Car dans une histoire – eût-elle été sommairement inscrite dans l’écorce d’un tronc d’arbre par la pointe d’un couteau -, ce sont bien les réminiscences qui, à travers la profusion des réflecteurs mémoriels, provoquent le geste du dire et par conséquent ce qui se manifeste dans le poème, la danse, le tableau, la photo, dans l’intonation du chant, etc. Tout comme elles provoquent le surgissement des présences, lesquelles peu à peu s’inscrivent au rythme des turbulences langagières dans l’énoncé de celui ou celle qui exprime à sa manière ce qui peuple son dire, circule en son sang, et parfois s’en défait.

Ainsi dégagé des contraintes comme des fictions, le dit se déliant de mémoires oubliées peut être alors au plus près du geste, libre de toute obligation esthétique ou de quelque autre principe.

  Je ne sais pas, au fond, si la « gestuelle » de SANS CESSE aura pu m’aider à me défaire des mémoires oubliées dont mon organisme pourrait avoir gardé traces. J’en doute. Si écrire est pour moi (comme pour nombre de mes semblables) une nécessité et une épreuve, cette pratique de cinglé ne résoudra probablement jamais totalement (pour ce qui me concerne) les traumas enfouis. Même si par endroits il y a eu des failles, et donc de profondes plongées, et que le dire a tournoyé au-dessus de l’Insula.

  Pour le reste, ce que l’on appelle communément le style – la manifestation presque physique du dire, sa danse -, je crois tout de même qu’un chant parvient à s’en dégager. Mais c’est un chant d’asthmatique qui s’inscrit dans un tissu de fortes activités émotionnelles ; un lieu où souffle et dit girent, se débordent mutuellement et s’arrogent le droit de se perdre comme de faire perdre à une lecture le fil de « l’histoire ». C’est désordonné, parfois presque non-verbal et par conséquent quasi-musical, comme dans la vie ; je veux dire accompagné d’une bande-son et image profuse.

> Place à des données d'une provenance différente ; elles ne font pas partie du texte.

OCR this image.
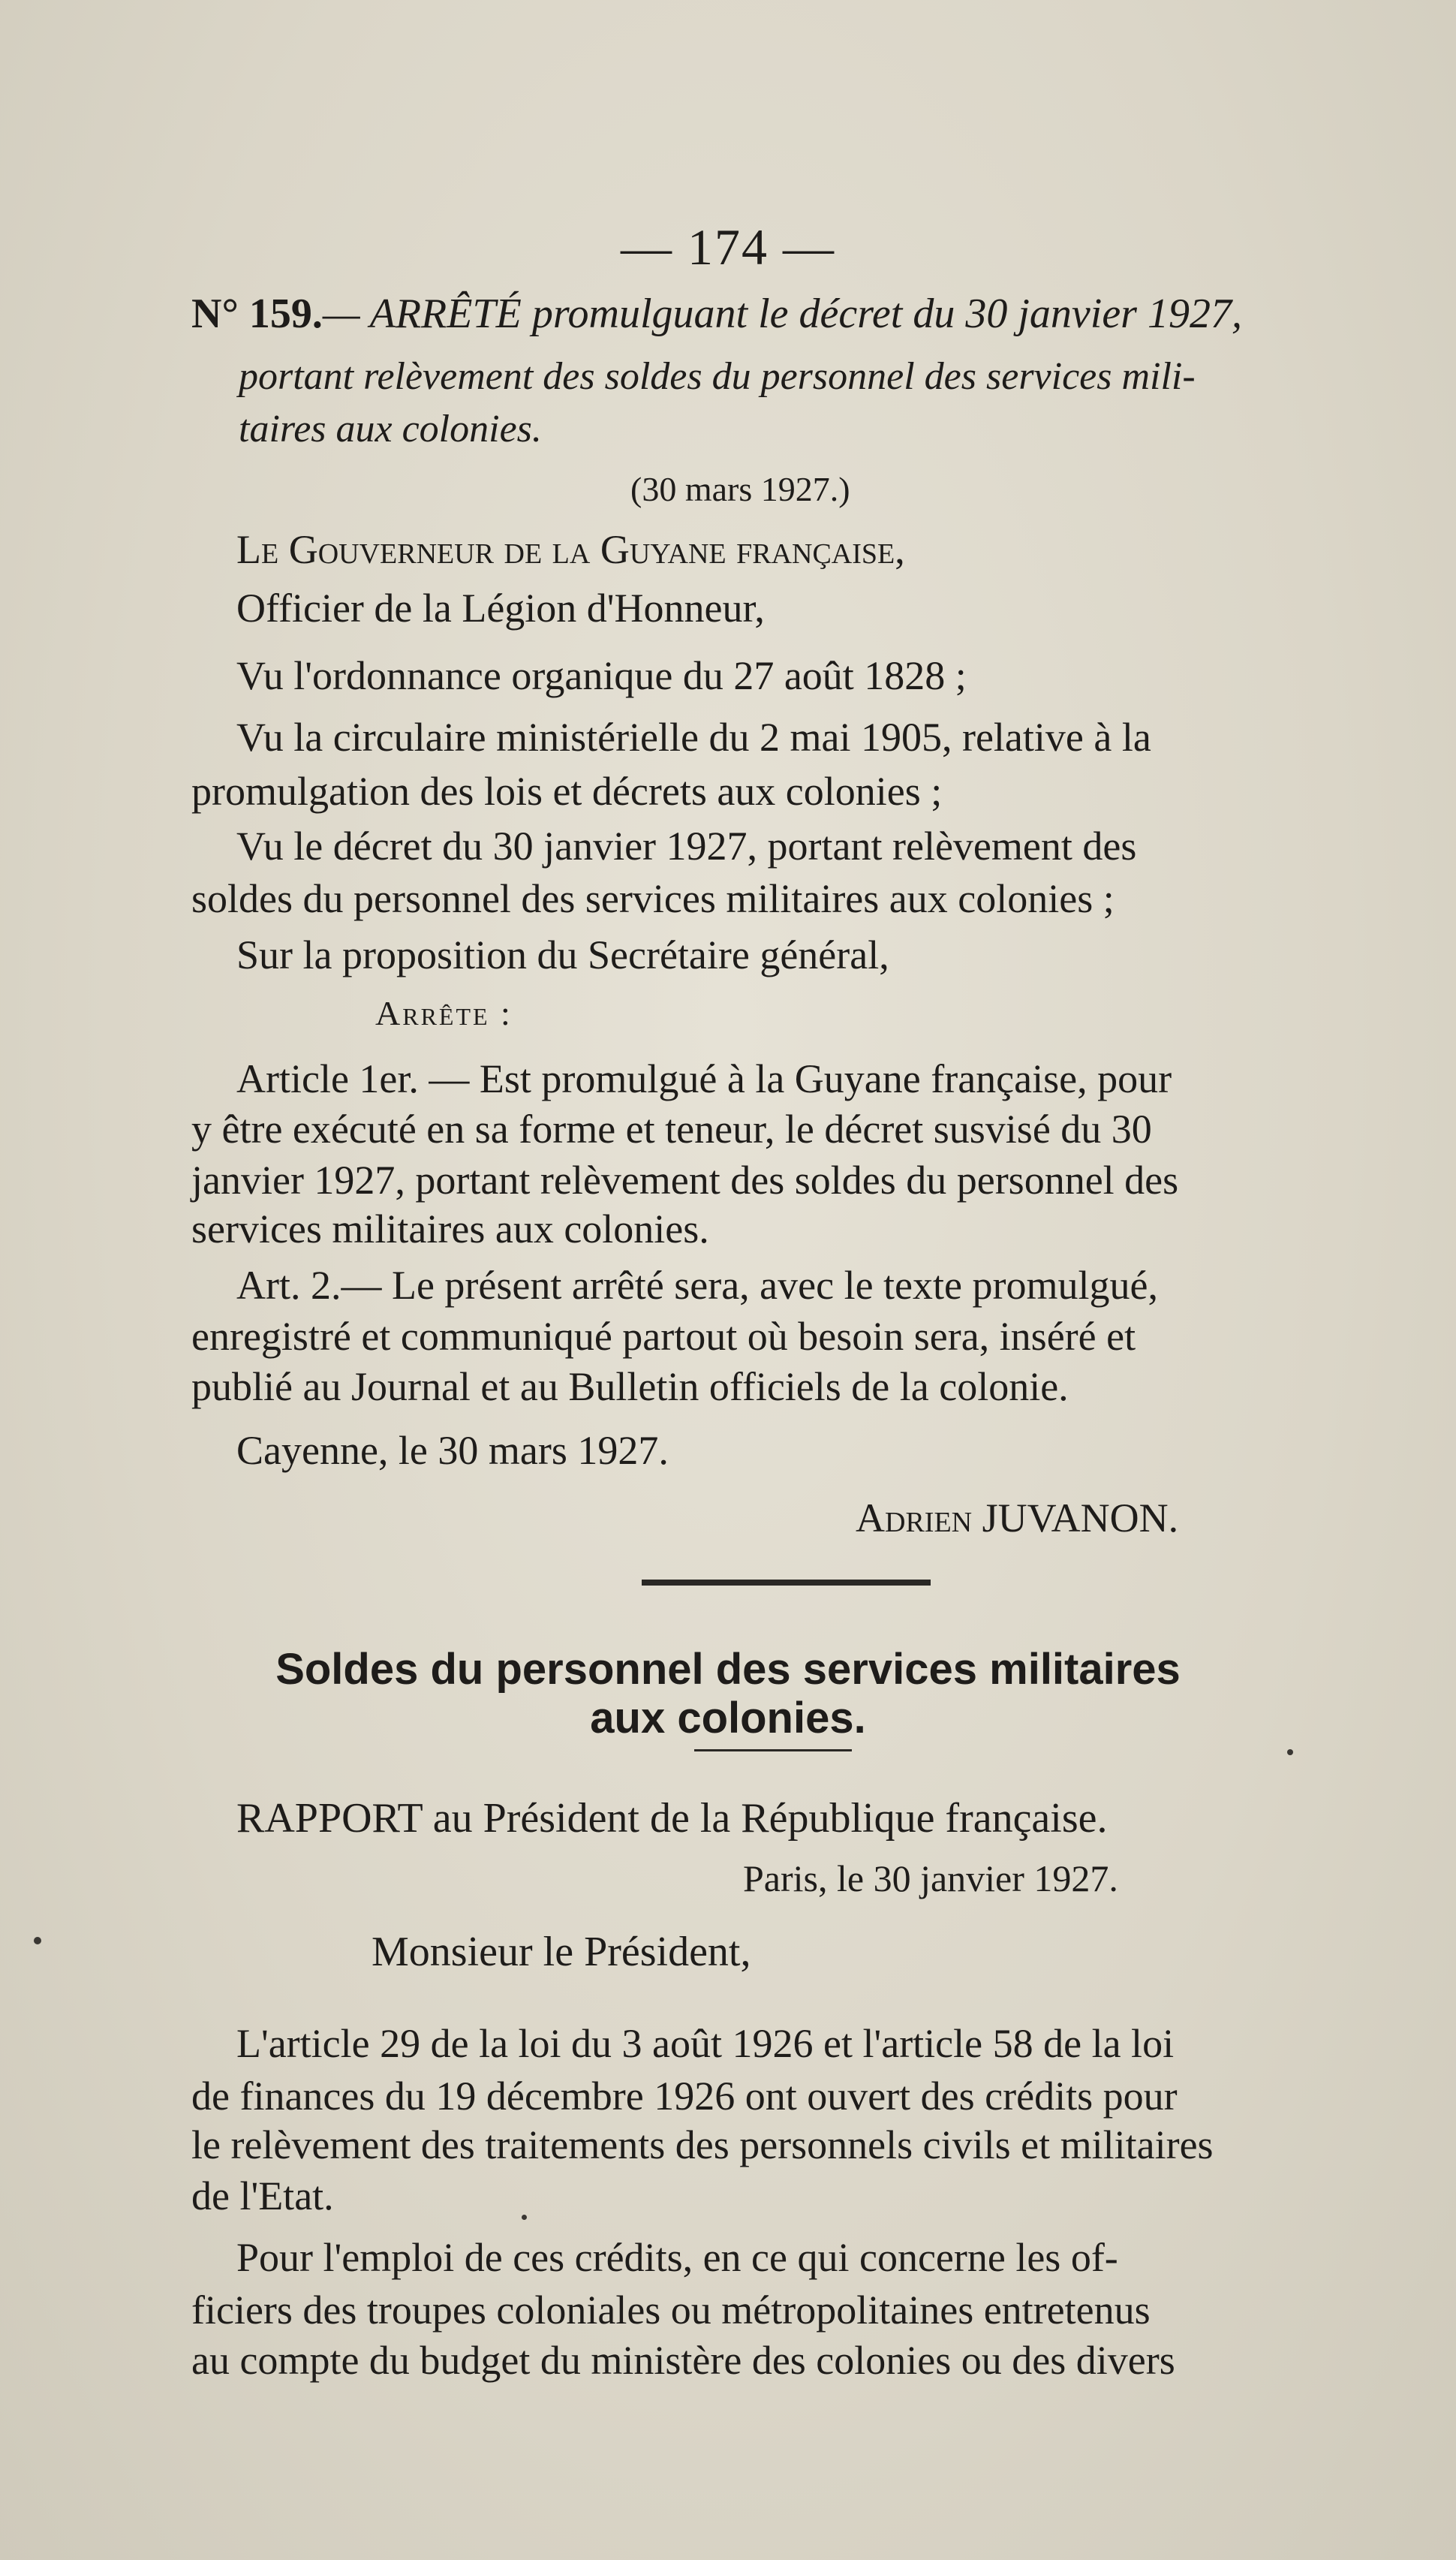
— 174 —
N° 159.— ARRÊTÉ promulguant le décret du 30 janvier 1927,
portant relèvement des soldes du personnel des services mili-
taires aux colonies.
(30 mars 1927.)
Le Gouverneur de la Guyane française,
Officier de la Légion d'Honneur,
Vu l'ordonnance organique du 27 août 1828 ;
Vu la circulaire ministérielle du 2 mai 1905, relative à la
promulgation des lois et décrets aux colonies ;
Vu le décret du 30 janvier 1927, portant relèvement des
soldes du personnel des services militaires aux colonies ;
Sur la proposition du Secrétaire général,
Arrête :
Article 1er. — Est promulgué à la Guyane française, pour
y être exécuté en sa forme et teneur, le décret susvisé du 30
janvier 1927, portant relèvement des soldes du personnel des
services militaires aux colonies.
Art. 2.— Le présent arrêté sera, avec le texte promulgué,
enregistré et communiqué partout où besoin sera, inséré et
publié au Journal et au Bulletin officiels de la colonie.
Cayenne, le 30 mars 1927.
Adrien JUVANON.
Soldes du personnel des services militaires
aux colonies.
RAPPORT au Président de la République française.
Paris, le 30 janvier 1927.
Monsieur le Président,
L'article 29 de la loi du 3 août 1926 et l'article 58 de la loi
de finances du 19 décembre 1926 ont ouvert des crédits pour
le relèvement des traitements des personnels civils et militaires
de l'Etat.
Pour l'emploi de ces crédits, en ce qui concerne les of-
ficiers des troupes coloniales ou métropolitaines entretenus
au compte du budget du ministère des colonies ou des divers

  Rien à voir hélas, avec l’écriture de conscience, simple et forte, à la fois rassurante et inquiétante au sens d’un mouvement, d’une oscillation de l’être, corps et âme en équilibre constant dans la réalité du monde, que l’on rencontre par exemple chez Didier Ober, un poète Creusois que j’ai découvert dans la remuante revue Traction-Brabant.

On aime d’emblée son écriture parce qu’on la sent proche de nous, et qu’elle touche une part de l’intime, une part de notre conscience la plus profonde qui est en relation avec le cosmos. On lit sa poésie, et on est immédiatement embarqué, comme lorsqu’on fait rouler une pierre dans nos doigts, et que, par le simple fait d’observer le minéral, notre esprit s’échappe et nous éloigne subtilement des fictions ou des passions qui nous empoisonnent et nous emprisonnent. C’est simple et beau.

  Pour essayer d’être complet, je dois ajouter que SANS CESSE s’est construit pour partie au cours de ces dernières années au rythme de la publication de plusieurs recueils dans la Collection Encres Blanches des Editions Encres Vives dirigées par Michel Cosem.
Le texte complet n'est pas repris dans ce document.